28. A system for anti-malware processing of data stream, the system comprising:

a processor; a memory coupled to the processor;

a plurality of elements stored in the memory and executed by the processor, the elements comprising:

a logical data stream receiving input data portion by portion from a primary data stream, wherein the logical data stream receives data of a particular format;

a stream buffer, assigned to the logical data stream, buffering the last N bytes associated with the logical data stream;

a plurality of processing handlers separated from the stream buffer assigned to the logical data stream, wherein a portion of buffered data is passed to all the assigned processing handlers and each processing handler is permitted to consume less data than the entire portion, and the remainder of the buffered data, that has not yet been consumed, is passed to one of the plurality of processing handlers together with the next portion of input data when the next portion becomes available in the stream buffer,

wherein each portion of the buffered data is processed inside the assigned processing handler;

wherein at least one of the processing handlers scans its associated data for malware presence,

wherein the amount of data consumed by different processing handlers from the same portion of buffered data is not the same, and

wherein at least several of the plurality of processing handlers are associated with a single stream buffer buffering data, and wherein different processing handlers extract different amounts of the same data buffered by the single stream buffer, and

wherein the data is deleted from the single stream buffer only after multiple processing handlers associated with the single stream buffer have processed the same data.

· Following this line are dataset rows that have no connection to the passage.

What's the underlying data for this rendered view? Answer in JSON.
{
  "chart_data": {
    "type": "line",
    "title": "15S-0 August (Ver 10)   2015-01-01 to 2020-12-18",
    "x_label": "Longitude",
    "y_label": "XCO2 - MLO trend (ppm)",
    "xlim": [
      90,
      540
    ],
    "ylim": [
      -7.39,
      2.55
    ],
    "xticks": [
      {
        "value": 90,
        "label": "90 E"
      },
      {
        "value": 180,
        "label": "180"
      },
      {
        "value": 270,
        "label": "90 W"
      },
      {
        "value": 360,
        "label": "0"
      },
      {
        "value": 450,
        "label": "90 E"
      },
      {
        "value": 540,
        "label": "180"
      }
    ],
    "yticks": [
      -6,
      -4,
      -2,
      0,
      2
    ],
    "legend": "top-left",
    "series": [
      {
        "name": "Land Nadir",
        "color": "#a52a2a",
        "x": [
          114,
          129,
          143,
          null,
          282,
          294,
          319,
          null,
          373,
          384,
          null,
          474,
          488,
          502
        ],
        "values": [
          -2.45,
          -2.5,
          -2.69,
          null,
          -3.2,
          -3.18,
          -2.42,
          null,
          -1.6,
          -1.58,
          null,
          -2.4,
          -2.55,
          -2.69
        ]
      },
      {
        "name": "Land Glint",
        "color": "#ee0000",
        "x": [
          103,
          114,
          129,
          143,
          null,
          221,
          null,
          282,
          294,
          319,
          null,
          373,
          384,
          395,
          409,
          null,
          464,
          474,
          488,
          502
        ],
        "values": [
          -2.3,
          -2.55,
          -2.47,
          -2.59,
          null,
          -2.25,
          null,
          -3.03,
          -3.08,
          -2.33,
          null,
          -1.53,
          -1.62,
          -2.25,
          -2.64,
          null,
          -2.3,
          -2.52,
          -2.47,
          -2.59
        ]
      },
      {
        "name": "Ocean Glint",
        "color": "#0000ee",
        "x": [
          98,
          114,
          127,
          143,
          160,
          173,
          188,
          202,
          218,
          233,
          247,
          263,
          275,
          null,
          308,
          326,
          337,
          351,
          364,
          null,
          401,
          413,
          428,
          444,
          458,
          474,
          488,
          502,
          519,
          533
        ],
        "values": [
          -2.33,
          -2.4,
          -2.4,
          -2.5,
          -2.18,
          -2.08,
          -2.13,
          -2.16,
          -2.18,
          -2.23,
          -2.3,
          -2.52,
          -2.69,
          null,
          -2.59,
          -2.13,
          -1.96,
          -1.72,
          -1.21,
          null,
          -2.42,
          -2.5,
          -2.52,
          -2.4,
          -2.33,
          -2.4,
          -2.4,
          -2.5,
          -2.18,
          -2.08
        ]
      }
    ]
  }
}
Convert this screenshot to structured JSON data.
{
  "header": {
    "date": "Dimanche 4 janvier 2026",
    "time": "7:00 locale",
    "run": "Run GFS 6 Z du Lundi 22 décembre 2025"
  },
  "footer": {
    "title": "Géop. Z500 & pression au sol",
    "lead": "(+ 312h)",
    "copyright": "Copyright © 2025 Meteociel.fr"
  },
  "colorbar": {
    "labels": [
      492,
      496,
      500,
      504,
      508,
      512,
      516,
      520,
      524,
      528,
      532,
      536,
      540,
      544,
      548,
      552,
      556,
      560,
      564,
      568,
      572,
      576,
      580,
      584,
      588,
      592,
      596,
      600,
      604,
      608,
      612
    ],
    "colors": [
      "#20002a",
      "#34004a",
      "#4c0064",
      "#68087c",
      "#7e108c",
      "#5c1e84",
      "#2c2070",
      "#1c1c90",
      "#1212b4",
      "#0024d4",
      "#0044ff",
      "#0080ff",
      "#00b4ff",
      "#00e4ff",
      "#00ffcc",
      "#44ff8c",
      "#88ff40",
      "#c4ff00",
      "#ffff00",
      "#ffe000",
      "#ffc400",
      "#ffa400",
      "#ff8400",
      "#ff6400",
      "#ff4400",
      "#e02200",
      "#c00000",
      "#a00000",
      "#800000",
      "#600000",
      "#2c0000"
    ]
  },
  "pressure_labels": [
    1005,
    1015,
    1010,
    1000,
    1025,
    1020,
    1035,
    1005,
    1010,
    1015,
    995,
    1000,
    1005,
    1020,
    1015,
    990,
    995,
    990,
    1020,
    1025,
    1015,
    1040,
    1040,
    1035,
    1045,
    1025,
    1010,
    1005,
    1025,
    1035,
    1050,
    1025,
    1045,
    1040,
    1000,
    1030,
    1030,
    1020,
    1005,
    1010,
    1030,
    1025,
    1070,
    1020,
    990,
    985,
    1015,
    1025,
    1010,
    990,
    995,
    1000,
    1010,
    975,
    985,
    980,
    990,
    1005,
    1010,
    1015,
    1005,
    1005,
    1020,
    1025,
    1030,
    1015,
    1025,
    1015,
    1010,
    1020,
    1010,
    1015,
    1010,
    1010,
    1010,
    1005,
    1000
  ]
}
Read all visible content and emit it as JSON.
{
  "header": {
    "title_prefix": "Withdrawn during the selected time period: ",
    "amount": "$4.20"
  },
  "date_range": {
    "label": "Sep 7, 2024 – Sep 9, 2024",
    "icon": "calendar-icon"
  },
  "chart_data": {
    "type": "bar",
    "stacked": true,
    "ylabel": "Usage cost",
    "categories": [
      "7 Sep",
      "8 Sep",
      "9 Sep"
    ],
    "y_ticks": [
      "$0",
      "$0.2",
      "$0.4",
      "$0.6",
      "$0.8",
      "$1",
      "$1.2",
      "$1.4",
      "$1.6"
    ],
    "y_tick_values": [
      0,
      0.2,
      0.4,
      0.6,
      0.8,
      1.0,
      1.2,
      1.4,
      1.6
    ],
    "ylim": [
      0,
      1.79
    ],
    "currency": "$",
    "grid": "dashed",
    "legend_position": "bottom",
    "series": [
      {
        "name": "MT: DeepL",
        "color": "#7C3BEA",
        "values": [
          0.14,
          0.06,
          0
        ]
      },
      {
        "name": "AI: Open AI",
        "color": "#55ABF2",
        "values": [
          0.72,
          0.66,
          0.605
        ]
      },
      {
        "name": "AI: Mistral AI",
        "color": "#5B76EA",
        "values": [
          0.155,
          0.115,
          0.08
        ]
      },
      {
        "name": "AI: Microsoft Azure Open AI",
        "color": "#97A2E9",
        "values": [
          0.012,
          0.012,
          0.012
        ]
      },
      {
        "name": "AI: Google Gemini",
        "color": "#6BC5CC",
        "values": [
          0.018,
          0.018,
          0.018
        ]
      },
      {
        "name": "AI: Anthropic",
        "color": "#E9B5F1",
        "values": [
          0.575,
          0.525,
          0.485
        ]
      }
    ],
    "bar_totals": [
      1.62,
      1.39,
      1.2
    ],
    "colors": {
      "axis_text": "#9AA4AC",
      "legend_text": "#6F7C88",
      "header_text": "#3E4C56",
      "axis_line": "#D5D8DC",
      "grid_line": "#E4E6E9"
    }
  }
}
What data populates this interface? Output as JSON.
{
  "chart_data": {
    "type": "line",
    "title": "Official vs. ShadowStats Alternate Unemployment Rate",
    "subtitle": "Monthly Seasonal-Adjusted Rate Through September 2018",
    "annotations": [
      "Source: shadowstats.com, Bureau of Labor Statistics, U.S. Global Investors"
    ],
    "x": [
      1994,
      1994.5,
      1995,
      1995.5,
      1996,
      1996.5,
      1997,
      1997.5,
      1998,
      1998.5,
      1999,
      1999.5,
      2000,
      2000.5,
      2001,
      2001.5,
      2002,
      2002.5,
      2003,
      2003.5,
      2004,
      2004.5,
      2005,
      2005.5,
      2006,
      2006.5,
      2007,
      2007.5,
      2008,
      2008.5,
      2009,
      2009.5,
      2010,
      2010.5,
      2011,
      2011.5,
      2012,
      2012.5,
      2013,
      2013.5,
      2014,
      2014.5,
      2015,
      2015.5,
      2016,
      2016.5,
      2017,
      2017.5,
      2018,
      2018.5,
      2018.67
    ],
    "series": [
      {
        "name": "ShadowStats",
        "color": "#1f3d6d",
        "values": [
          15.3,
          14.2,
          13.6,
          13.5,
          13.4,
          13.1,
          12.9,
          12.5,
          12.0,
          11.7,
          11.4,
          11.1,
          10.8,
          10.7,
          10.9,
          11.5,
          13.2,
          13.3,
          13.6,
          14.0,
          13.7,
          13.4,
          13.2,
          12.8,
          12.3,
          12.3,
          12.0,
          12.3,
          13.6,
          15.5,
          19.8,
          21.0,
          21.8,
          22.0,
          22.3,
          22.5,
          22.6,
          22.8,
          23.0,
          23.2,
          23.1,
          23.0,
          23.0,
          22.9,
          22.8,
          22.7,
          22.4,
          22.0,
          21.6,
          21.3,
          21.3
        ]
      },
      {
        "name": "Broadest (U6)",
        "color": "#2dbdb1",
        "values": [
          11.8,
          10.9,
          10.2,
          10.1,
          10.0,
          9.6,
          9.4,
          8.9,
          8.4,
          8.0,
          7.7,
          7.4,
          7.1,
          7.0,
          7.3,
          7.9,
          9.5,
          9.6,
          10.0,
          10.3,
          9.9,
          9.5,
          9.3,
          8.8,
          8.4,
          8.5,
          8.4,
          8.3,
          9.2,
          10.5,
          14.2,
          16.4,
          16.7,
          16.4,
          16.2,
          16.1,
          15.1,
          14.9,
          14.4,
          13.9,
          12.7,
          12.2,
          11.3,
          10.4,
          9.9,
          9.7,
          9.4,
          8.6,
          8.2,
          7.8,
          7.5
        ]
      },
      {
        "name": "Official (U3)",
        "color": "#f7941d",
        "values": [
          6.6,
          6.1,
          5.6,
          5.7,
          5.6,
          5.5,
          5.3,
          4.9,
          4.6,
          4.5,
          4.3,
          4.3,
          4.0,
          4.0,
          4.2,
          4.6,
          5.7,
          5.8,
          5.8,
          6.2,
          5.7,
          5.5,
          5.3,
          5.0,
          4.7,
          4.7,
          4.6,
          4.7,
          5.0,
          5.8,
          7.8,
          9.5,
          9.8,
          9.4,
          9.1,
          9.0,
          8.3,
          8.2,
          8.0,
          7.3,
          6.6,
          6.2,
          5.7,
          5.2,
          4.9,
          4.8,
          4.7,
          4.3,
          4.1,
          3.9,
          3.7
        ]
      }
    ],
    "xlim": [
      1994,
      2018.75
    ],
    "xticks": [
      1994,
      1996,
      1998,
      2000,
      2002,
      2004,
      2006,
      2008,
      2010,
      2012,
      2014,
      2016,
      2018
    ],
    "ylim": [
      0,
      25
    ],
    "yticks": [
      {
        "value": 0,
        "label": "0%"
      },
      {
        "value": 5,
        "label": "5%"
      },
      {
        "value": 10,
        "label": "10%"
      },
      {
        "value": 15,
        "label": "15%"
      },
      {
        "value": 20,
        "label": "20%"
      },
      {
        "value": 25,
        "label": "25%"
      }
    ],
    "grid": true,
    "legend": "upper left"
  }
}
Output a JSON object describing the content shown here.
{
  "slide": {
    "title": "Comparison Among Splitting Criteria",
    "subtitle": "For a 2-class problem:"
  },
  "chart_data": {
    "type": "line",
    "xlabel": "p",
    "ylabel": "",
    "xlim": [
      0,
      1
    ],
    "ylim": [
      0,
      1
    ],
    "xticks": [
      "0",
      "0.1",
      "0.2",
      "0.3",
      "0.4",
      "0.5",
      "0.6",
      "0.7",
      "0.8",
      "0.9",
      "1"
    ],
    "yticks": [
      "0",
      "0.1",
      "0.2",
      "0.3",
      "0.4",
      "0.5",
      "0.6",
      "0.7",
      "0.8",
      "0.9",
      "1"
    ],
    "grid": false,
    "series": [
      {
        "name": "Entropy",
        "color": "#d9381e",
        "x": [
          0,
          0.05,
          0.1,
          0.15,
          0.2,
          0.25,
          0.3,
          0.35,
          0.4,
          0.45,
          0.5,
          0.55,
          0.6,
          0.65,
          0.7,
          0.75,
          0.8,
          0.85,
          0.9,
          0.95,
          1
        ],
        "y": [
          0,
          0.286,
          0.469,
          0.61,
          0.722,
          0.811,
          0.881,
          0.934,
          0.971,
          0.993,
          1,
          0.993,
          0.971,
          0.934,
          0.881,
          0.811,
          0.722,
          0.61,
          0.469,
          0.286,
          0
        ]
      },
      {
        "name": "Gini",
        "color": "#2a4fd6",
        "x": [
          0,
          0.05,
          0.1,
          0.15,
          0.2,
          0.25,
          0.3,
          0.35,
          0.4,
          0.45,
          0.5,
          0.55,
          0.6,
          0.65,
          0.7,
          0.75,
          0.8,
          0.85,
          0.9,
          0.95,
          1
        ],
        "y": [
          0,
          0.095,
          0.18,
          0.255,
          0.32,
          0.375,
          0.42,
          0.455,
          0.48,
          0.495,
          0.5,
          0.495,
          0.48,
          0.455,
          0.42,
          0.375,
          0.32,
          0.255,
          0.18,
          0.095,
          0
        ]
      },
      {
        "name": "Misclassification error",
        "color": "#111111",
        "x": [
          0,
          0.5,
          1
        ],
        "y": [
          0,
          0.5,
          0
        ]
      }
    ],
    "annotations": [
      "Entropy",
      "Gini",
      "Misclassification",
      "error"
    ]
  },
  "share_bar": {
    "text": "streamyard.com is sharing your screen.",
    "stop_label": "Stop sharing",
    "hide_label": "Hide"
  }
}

29. A non-transitory computer readable storage medium having computer executable program logic stored thereon, the computer executable program logic executing on a processor for anti-malware processing of data stream, the computer program logic comprising:

computer program code means for generating a plurality of logical data streams by dividing a primary data stream, wherein each logical data stream has a different data format;

computer program code means for instantiating a plurality of stream buffers, each stream buffer buffering data of a corresponding logical data stream;

computer program code means for instantiating a plurality of processing handlers separated from the stream buffers, wherein each processing handler scans data of the logical data stream buffered by its stream buffer for malware presence;

computer program code means for associating each processing handler with one of the logical data streams, wherein each logical data stream is processed inside the associated processing handler; and

computer program code means for associating each processing handler with a particular data transmission mode, and

wherein at least several of the plurality of processing handlers are associated with a single stream buffer buffering data, and wherein different processing handlers extract different amounts of the same data buffered by the single stream buffer, and

wherein the data is deleted from the single stream buffer only after multiple processing handlers associated with the single stream buffer have processed the same data.